The weaponization of Hungarian state power to punish independent discourse and reward government mouthpieces has created “a media landscape that does not reflect the outcome of market forces but rather serves to spread government messaging,” the International Press Institute (IPI) reported.

European Commission Vice-President for Values and Transparency, Věra Jourová, expressed concern in 2020 about Hungary’s attacks on the press, warning that the majority of Hungarians do not have the right to express their free opinion.

Orban demanded her dismissal following her remarks, calling them a “direct political attack” against his administration.

Hungary’s ranking in Reporters Without Borders 2023 World Press Freedom report stands as the second lowest in the EU, ahead of only Greece. The non-profit media freedom advocacy group has since called on the 27 union members to renew sanctions against the Orban government for new laws which could label domestic outlets as “foreign agents” acting against the interests of the Hungarian people.

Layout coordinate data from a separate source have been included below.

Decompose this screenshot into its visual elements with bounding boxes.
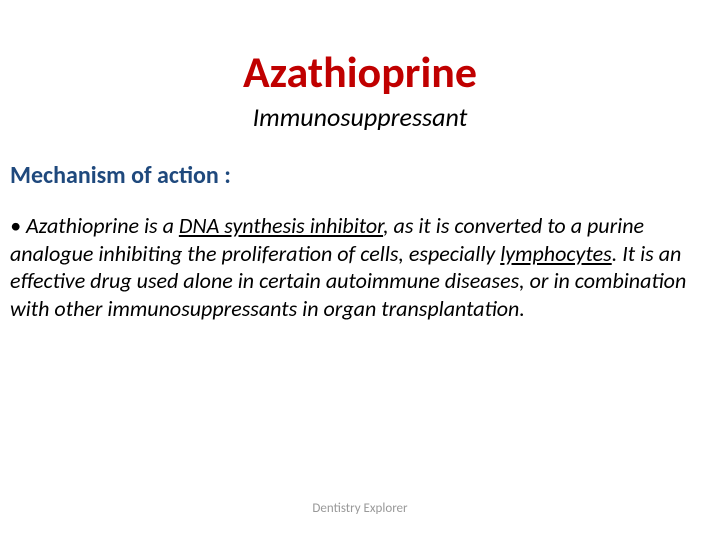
section-heading: Mechanism of action :: [10, 161, 690, 190]
body-text-underlined: lymphocytes: [500, 240, 612, 267]
slide-subtitle: Immunosuppressant: [30, 101, 690, 133]
body-text-part: Azathioprine is a: [21, 212, 179, 239]
slide-title: Azathioprine: [30, 45, 690, 99]
body-text-underlined: DNA synthesis inhibitor: [179, 212, 383, 239]
slide-container: Azathioprine Immunosuppressant Mechanism…: [0, 0, 720, 540]
bullet-marker: •: [10, 212, 21, 239]
slide-footer: Dentistry Explorer: [0, 501, 720, 516]
body-paragraph: • Azathioprine is a DNA synthesis inhibi…: [10, 212, 700, 322]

“The clear objective of hollowing out media freedom is to prevent the public from knowing what the government is doing or holding it to account,” said Hugh Williamson, Europe and Central Asia director at HRW. “The European Union needs to recognize the attack on media as part of the Hungarian government’s erosion of the rule of law, and take action to address it, including by moving the Article 7 process forward urgently.”

Article 7 of the Treaty on European Union outlines the possible suspension of EU membership rights if a country breaches the principles on which the EU is founded, which include the respect for fundamental rights, freedom, and democracy.

A resolution to impose Article 7 against Hungary was put forth by the European Parliament back in 2018.

Since then, however, the Orban government’s “systematic clampdown on independent media” has intensified, HRW said, with the formation of the the Central European Press And Media Foundation. The foundation, IPI reported, has served to bolster pro-government media publications, exempt them from the same restrictions imposed on outlets critical of the current administration, and even offer them donations directly from the Fidesz party’s purses.

Orban has framed the donations as a matter of “national strategic importance in the public interest.”